La Lombardia (577 reati) è quarta, ma è la regione in cui, per il secondo anno consecutivo, si registra il maggior numero di arresti, ben 56. E cambiano le strategie. “Il trasporto destinato al mero smaltimento abusivo, alla maniera che ci ha “insegnato” la camorra napoletana nella tristemente nota Terra dei fuochi, sta diventando sempre di più un meccanismo residuale rispetto a forme di riciclo in nero, ossia con il ricorso a metodi più sofisticati che vedono l’intervento strumentale degli impianti e la sistematica falsificazione della documentazione”. Non più camion ma tecnici, consulenti, intermediari in giacca e cravatta. Reati in leggera flessione anche nel ciclo del cemento (-0,8%), con una crescita, però, delle persone denunciate (13.083, un +23,1% rispetto al 2019). Ma si continua a non demolire gli abusi. Legambiente ha inviato un questionario a tutti i 7.909 comuni italiani, al quale hanno risposto in maniera completa in 1.819, dichiarando di aver emesso ben 57.250 ordinanze di demolizione dal 2004 al 2020: ma solo il 32,9% degli abusi è poi stato abbattuto. In Campania, Sicilia, Puglia e Calabria le ordinanze sono state 14.485 e la percentuale di quelle eseguite appena il 17,4%.
Se calano gli abusi edilizi cresce invece l’assalto agli appalti pubblici. Lo conferma la crescita delle interdittive antimafia: nella relazione della Dia sul 2019 erano 625, mentre nel corso del 2020 sono state 748, per il 64,7% concentrate nelle quattro regioni a tradizionale presenza mafiosa: in testa la Calabria (194), seguita dalla Campania (100 contro i 67 del 2019) e dalla Sicilia (97). Chiude la Puglia, che però registra in assoluto il maggior incremento in un anno, passando da 39 a 93, confermando non solo la forte presenza mafiosa ma anche l’impegno finalmente efficace del contrasto.

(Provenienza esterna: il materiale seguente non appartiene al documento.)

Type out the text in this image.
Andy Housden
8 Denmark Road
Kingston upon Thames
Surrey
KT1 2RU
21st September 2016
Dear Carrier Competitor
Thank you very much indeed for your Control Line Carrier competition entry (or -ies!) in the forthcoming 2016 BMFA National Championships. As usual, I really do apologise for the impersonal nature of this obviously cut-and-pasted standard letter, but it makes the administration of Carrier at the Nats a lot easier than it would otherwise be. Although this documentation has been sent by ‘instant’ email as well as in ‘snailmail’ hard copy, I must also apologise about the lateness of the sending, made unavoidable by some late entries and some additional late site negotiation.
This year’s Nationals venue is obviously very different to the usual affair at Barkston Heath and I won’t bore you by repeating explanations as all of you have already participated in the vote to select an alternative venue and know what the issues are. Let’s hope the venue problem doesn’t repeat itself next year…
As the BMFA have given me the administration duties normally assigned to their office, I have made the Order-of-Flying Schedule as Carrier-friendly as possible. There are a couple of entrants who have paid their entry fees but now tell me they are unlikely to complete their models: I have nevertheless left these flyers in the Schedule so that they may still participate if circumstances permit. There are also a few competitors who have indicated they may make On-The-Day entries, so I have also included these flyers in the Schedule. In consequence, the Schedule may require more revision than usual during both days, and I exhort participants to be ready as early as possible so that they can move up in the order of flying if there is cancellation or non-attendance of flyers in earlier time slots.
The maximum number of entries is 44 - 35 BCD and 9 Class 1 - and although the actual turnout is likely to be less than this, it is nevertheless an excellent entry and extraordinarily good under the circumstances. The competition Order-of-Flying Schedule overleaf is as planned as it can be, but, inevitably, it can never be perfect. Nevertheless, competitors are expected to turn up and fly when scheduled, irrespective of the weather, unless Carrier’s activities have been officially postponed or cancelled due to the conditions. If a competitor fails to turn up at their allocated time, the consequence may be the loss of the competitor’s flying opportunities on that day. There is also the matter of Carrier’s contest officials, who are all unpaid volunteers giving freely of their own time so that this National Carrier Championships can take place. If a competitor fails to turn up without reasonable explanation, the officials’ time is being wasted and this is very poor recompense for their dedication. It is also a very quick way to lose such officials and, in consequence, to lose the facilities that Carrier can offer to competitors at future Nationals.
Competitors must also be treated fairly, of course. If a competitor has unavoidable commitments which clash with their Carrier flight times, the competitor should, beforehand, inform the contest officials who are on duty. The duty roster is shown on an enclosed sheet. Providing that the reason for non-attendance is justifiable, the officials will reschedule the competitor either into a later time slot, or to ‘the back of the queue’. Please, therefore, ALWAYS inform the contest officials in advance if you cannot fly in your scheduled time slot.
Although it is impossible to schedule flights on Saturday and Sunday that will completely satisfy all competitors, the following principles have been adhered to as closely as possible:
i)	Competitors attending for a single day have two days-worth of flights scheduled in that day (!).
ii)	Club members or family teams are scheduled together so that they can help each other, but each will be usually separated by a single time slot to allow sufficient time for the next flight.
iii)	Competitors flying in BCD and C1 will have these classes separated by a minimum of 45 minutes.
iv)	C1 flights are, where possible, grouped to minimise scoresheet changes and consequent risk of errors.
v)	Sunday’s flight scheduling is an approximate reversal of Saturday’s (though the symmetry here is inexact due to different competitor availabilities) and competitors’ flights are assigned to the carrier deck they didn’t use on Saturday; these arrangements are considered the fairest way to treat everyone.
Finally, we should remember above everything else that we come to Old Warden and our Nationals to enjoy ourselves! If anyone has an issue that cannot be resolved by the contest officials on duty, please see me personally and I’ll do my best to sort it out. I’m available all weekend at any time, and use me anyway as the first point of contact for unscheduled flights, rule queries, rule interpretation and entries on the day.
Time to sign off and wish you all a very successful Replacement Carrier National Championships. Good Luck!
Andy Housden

Continua a crescere, infine, il numero di inchieste sulla corruzione in ambito ambientale: nel periodo di rilevazione, che va dal 18 ottobre 2020 al 15 settembre 2021, sono state 386 (quasi la metà nelle regioni a tradizionale presenza mafiosa), con 2.310 persone denunciate, 1.521 arrestate e 514 sequestri. Solo nei primi otto mesi e mezzo del 2021 le indagini sono state 292, “un numero impressionante”, denuncia il rapporto, la maggior parte in Calabria (66), Campania (65), Lazio (44), Lombardia (40) e Puglia (32). E Legambiente commenta: “La corruzione è lo strumento più efficace e diabolico per agevolare la commissione dei reati ambientali. Con effetti devastanti sulla tenuta socioeconomica del paese e sulla stessa giustizia ambientale, poiché si basa sulla sistematica alterazione delle regole democratiche, umiliando merito, virtù e giustizia, consegnando risorse ambientali e bellezza dei territori nelle mani sporche di corrotti e corruttori”.